話題提供者は、栄藤稔氏(株式会社エヌ・ティ・ティドコモ総合研究所次長)、Petteri Repo氏(フィンランド、National Consumer Research Centre)、稲田依子氏(フランス Ecole Nationale Superieure des Telecommunications)の3名。モデレーターを加藤文俊環境情報学部助教授と岡部大介政策・メディア研究科 特別研究教員が務めた。
 トップバッターとして話題を提供した栄藤氏は国内の最新のケータイ事情を紹介。特に、位置情報サービスを応用した緊急通報機能(キッズケータイなど)やプライバシー保護の現状のみならず、それらの抱えている問題点を分類、整理して発表した。
 続いて、栄藤氏による発表を受けてフィンランドのPetteri Repo氏がヨーロッパ諸国と日本の位置情報サービスの現状を比較した。特に、Repo氏が関わった旅行用モブログ(ケータイから投稿できるウェブログ)を題材として、現実の生活のなかでいかにしてバーチャルな体験を取り入れるかに関して問題を提起。ユーザの声を取り入れることの有用性を実証した試みを紹介し、位置情報サービスの製品開発の過程にまで踏み込んだ考察を披露した。
 最後に稲田依子氏が文化人類学者の視点から、フランス発のマルチプレーヤーゲーム「モギィ」を紹介。日本で約100名の熱心なプレーヤーがいるという位置情報サービスを用いたゲームを例に、リアルとバーチャルが混在した状況における人間関係について分析した。
 以上に引き続いて、観客を交えたディスカッションが行われた。「私もケータイのコンテンツ開発に携わっているが、位置情報以外に活用できる情報は何だと思われるか」という観客からの質問に対して、「私も知りたいが…」と壇上のメンバー同士が質問し合うなど、終始和やかに議論は盛り上がりを見せた。
 セッションの締めくくりとしてマイクを握った加藤助教授は、「プライバシーなどの課題も指摘されたが、まずはいろいろと試みて、その可能性を探りながら議論を続けるべきではないか、と感じました」とコメント。シンポジウムの内容が今後の日本で起こるであろう議論の契機であることを示唆した。

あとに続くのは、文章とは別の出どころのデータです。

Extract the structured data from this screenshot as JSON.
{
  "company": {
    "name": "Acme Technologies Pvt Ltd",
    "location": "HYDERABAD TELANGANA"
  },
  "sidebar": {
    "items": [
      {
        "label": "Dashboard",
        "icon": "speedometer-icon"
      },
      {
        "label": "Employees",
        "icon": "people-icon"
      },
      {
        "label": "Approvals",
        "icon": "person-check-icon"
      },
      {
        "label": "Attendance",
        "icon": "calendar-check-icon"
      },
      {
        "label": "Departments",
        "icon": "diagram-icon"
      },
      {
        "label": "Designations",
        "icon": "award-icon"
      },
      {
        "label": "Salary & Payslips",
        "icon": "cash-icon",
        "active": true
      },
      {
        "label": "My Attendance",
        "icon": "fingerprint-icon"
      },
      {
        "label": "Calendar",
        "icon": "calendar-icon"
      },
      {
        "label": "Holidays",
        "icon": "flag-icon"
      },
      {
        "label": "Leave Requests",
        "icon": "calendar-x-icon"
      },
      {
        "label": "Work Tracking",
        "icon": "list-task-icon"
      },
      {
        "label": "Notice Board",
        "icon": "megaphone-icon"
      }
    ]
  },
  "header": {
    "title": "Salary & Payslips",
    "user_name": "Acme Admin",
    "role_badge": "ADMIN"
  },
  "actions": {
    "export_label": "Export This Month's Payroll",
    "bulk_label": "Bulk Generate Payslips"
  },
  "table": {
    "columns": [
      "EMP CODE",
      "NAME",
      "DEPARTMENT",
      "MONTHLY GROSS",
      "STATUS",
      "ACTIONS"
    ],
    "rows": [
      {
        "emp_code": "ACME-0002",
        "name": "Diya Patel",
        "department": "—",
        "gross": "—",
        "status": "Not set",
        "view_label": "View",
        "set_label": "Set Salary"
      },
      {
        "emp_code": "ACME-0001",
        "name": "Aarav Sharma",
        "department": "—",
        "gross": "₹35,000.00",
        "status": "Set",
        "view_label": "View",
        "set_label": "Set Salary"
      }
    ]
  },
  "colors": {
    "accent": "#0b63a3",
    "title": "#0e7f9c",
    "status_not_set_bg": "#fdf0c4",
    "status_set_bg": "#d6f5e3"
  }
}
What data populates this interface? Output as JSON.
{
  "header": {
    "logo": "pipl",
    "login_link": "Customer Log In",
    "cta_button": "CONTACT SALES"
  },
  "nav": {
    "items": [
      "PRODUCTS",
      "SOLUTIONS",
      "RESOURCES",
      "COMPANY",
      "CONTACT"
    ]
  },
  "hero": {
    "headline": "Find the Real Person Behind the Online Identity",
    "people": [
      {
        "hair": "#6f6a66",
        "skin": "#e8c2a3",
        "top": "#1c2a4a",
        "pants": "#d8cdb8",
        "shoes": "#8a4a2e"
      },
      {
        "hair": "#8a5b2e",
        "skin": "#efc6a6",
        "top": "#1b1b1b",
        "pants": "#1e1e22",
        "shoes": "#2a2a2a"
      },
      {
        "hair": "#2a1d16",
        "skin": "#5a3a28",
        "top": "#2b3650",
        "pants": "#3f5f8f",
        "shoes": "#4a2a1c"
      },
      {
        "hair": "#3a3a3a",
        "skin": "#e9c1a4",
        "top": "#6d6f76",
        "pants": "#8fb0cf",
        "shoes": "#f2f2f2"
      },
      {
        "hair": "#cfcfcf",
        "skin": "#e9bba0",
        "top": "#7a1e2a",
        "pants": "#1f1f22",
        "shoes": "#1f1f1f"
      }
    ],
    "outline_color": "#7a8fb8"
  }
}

 なお、本シンポジウムは終了時には立ち見客も出るほどの盛況となり、終了後の会場外ではパネラーが観客の一部と議論を続ける姿が見られた。
 後日、モデレーターの岡部氏は「平日にも関わらず多くの人が関心を持って集まってくださった。つまり、それだけ位置情報について考える土壌ができあがりつつあるということではないかと感じた。今後は、その土壌のどこに杭を打ち込むかが課題。可能性のある分野だな、とあらためて実感しました」とSFC CLIPにコメントした。